La saga de notre portion d'île pourrait s'intituler: chronique d'un pays non aimé. Un peu partout sur la planète fleurissent des poches de sous-humanité : favelas du Brésil, intouchables de l'Inde, ghettos des U.S.A ... mais nous sommes l'un des rares pays, sinon le seul, à avoir planifié, le mot n'est pas trop fort, la marginalisation de plus de 85% d'une population. Notre mépris envers les démunis, nos préjugés, nos clivages sociaux ont transformé ce coin de terre en un microcosme de tous les apartheids.
Éducation? Santé? Niet !

 

J'ai souvenance d'un panneau publicitaire flanqué de fesses négroïdes, soulignés par un mini slip qui émut à en fendre l'âme, le ministère à la Condition féminine et les organisations des droits de la femme.
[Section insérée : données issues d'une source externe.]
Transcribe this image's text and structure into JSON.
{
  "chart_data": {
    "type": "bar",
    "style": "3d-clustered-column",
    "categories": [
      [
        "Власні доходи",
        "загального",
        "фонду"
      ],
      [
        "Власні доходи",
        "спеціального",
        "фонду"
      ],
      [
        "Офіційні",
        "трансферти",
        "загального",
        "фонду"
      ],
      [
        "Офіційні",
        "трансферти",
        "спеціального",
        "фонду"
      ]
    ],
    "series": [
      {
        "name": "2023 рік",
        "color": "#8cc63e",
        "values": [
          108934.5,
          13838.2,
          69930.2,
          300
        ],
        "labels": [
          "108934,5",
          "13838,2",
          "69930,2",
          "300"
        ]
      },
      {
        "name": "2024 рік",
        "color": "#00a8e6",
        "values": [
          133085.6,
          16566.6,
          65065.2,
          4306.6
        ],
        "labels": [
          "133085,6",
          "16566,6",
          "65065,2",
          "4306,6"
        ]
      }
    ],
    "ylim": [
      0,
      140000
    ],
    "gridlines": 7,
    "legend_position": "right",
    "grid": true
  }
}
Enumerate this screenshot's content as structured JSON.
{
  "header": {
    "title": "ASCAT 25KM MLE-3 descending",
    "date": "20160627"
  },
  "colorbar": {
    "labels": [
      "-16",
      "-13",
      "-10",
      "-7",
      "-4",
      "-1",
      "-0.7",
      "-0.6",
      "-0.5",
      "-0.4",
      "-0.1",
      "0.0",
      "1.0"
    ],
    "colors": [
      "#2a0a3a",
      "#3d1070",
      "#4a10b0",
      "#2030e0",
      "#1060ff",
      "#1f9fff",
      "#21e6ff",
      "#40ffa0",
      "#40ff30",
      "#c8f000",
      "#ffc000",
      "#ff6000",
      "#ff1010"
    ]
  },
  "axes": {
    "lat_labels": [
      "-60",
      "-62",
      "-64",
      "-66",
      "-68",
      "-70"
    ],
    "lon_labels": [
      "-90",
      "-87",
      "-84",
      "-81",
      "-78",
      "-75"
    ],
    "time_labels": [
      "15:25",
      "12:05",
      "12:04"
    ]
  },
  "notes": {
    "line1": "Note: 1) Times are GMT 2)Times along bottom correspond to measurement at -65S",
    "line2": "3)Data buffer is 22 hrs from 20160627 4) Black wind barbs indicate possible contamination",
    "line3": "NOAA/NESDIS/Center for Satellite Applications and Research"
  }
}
Ce furent tout de suite les déclarations tonitruantes: instrumentalisation du corps féminin, machisme et tout le tremblement.
Or dans le même temps, des petits malins proposaient la télé, à grand renfort de spots « des produits rendant la peau plus claire» Une multitude de « grimelles market» envahit le décor.
Seuls le ministère et les organisations concernés, furent semble-t-il atteints de cécité sélective!
De pâles copies des institutions du Nord voudraient donner le change: protection du citoyen, droits de l'homme, société civile...
Ça parle de mondialisation en vidant le mot de son contenu réel: la colonisation du Sud.
Ça parle de dialogue, de réconciliation nationale! Entre qui ou avec qui?
Quelle réconciliation quand des millions de nos compatriotes, coupables d'un péché originel, celui d'être mal nés, ne connaitront au terme de leur cycle de vie, que le tout au rabais: école, soins médicaux, habitat, alimentation ...
Quand tout se joue à travers des clans, des petits clans, de tout petits, petits clans où le dialogue commence par je et finit par moi.
Où les sottises du genre «devan devan net» (aucune intention allusive au discours de contexte électoral de Mme Mirlande Manigat) «n'ap byen menen» «pito'n lèd nou la» occupent le haut du pavé.
Tenez: ça me fait penser à une équipe aguerrie de professionnels du foot, rencontrant des gueux, n'ayant pour expérience que leurs pieds nus, leur «boul len» et la rocaille pour terrain et leur déclarant sans ambages que la balle est ronde pour tous, qu'on part à chances égales...

 

Dis-moi camarade: naïveté ou cynisme, cette réconciliation?
Si elle invite à effacer les haines, à roder les angles, elle exige qu'on torde le cou à l'impunité, toutes les impunités.
Car sais-tu, tendre le joue gauche après le coup reçu à droite, c'est l'évangile, l'église, la résignation ... pas le pardon qui nous préoccupe.
Malgré le respect que m'inspirent certains de nos intellos, je comprends mal leur rejet du « Nous sommes tous coupables». Quand on évolue dans la modernité du 21e siècle et qu'on s'indiffère des conditions moyenâgeuses d'existence d'une immense majorité, il devient trop facile de jouer les Ponce Pilate.
Nous y avons, à un niveau ou à un autre, notre part de culpabilité surtout quand on se déclare société civile.
A ces devoirs de mémoire et d'informations doit s'ajouter celui de pardon.
Nous faire pardonner, nous soi-disant élite, notre couardise face à l'international, notre cupidité, dos courbé pour ramasser les miettes des O.N.G..
Notre peur à affronter le silence et la solitude de notre conscience ou de ce qu'il en reste, quand elle nous interroge et nous rappelle que tous les alcools de la terre ne sauraient gommer la néantisation d'un peuple.

 

Et en attendant, Quisqueya poursuit son odyssée, navire en perdition, sans boussole, ni marin, ni capitaine pour infléchir ses mortelles dérives.
Et attendant, à travers l'haïticide, nous élargissons la voie royale menant vers un goudougoudou d'un autre type, car des bourgeons explosent quand on les prive trop longtemps de leur part de soleil!

 

Vois-tu camarade, je n'aimerais pas revivre ce moment où en pleine salle de classe, un gosse me demanda: «Dis-moi Monsieur, c'est quoi un parc d'attraction? »
Toute la frustration du monde éclaboussait son regard.